게시판 연구성과 홍보
연구성과 홍보
[면역(곽승기연구팀)-2025] Co-treatment with melatonin and ortho-topolin riboside exhibits anti-proliferation activity in radioresistant MDA-MB-231 cells by altering metabolic and transcriptomic profiles
Biochem Biophys Res Commun. 2025 Jan:742:151132.
Title : Co-treatment with melatonin and ortho-topolin riboside exhibits anti-proliferation activity in radioresistant MDA-MB-231 cells by altering metabolic and transcriptomic profiles
Authors : Soon-Wook Noh1, Dae Kyeong Kim2, Seung Min Nam1, Jungmin Yeu1, Seungcheol Lee1, Ji-Won Lee1, Somi Kim Cho3*, Hyung-Kyoon Choi4*
Affiliations :
1College of Pharmacy, Chung-Ang University, Seoul 06974, Republic of Korea.
2Interdisciplinary Graduate Program in Advanced Convergence Technology and Science, Jeju National University, Jeju 63243, Republic of Korea.
3Interdisciplinary Graduate Program in Advanced Convergence Technology and Science, Jeju National University, Jeju 63243, Republic of Korea; Subtropical/Tropical Organism Gene Bank, Jeju National University, Jeju 63243, Republic of Korea.
4College of Pharmacy, Chung-Ang University, Seoul 06974, Republic of Korea.

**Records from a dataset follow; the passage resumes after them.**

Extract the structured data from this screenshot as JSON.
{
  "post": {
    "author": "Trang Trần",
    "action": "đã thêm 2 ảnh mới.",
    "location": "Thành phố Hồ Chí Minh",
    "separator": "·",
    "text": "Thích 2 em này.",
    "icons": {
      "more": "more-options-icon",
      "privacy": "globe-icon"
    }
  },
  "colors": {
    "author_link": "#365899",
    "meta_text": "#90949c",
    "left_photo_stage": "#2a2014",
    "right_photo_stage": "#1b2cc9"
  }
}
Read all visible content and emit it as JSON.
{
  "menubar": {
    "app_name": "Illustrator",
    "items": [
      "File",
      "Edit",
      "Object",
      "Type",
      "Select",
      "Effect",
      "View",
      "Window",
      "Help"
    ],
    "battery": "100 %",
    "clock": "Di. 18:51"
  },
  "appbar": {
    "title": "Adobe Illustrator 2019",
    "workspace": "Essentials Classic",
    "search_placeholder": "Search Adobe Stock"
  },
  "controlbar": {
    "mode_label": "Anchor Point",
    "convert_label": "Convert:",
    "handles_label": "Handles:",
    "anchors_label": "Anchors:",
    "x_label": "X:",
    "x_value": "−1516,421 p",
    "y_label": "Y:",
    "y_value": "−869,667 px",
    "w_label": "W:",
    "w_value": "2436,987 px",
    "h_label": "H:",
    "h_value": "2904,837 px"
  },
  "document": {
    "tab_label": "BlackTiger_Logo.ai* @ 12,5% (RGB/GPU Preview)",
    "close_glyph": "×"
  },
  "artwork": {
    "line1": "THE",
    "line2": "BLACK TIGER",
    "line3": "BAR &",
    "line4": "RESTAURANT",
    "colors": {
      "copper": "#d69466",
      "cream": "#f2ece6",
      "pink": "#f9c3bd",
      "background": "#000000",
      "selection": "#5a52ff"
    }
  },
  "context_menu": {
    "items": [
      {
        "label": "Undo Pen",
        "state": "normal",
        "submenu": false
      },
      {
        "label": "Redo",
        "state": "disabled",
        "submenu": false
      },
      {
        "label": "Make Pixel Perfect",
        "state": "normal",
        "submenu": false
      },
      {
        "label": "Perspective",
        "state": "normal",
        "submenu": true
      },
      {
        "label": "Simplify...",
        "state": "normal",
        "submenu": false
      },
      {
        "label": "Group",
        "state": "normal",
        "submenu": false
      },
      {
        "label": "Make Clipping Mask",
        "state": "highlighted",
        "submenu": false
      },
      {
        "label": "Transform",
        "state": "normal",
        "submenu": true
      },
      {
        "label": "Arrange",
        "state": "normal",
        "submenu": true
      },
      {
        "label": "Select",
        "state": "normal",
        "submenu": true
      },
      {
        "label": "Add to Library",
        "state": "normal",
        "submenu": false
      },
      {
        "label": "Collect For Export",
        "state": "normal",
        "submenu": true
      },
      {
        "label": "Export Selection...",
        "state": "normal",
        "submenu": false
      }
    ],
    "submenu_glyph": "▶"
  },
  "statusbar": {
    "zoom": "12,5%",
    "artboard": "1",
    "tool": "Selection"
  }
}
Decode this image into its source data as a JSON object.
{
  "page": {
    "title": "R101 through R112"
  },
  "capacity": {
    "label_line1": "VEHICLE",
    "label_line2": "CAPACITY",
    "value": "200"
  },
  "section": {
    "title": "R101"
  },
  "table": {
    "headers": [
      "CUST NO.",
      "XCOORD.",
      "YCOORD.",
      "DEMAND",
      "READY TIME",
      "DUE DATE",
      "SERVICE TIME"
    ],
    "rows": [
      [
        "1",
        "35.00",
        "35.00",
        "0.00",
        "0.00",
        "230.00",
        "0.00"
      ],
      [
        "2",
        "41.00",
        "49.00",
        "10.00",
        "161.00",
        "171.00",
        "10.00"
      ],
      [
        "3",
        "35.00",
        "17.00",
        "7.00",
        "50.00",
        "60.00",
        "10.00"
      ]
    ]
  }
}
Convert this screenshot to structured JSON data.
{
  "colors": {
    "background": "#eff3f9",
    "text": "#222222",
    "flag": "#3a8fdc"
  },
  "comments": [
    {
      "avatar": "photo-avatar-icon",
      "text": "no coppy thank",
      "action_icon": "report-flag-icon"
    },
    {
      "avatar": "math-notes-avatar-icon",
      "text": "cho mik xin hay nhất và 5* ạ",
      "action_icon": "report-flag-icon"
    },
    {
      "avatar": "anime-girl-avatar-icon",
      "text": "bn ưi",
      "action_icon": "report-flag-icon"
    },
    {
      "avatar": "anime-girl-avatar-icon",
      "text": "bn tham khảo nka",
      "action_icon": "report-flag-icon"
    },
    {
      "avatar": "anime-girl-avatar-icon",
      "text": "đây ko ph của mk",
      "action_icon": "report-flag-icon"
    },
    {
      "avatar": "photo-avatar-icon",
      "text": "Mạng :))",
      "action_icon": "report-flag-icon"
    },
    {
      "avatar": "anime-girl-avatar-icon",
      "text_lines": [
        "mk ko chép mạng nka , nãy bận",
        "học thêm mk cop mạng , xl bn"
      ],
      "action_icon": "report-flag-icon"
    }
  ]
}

DOI: 10.1016/j.bbrc.2024.151132.
Abstract :
Radiation therapy represents the primary treatment option for triple-negative breast cancer. However, radio resistance is associated with a poor prognosis and an increased risk of recurrence. Radioresistant MDA-MB-231 cells, a radioresistant triple-negative breast cancer cell line, were co-treated with ortho-topolin riboside and melatonin. The energy metabolism, metabolic profile, and transcriptomic profile of these cells were studied using XFe, gas chromatography, and next-generation sequencing. The combination treatment simultaneously inhibited glycolysis and mitochondrial respiration and inhibited the glycolytic transport chain by decreasing ATP5MC1 and ATP5ME1 gene expression, which synthesize ATP synthase, resulting in a decrease in aspartate, a precursor to pyrimidine. Furthermore, reduced CDA and NME1 gene expression impeded pyrimidine metabolism. Conversely, augmented AKR1C2 and AKR1C3 expression and elevated CDKN1A expression, which synthesizes p21, curtailed cell proliferation. Additionally, diminished TSNAX-DISC1 and CYP1B1 expression similarly restrained cell proliferation, potentially by reducing Wnt/β-catenin signaling. These findings may represent a novel therapeutic approach for patients with radioresistant triple-negative breast cancer.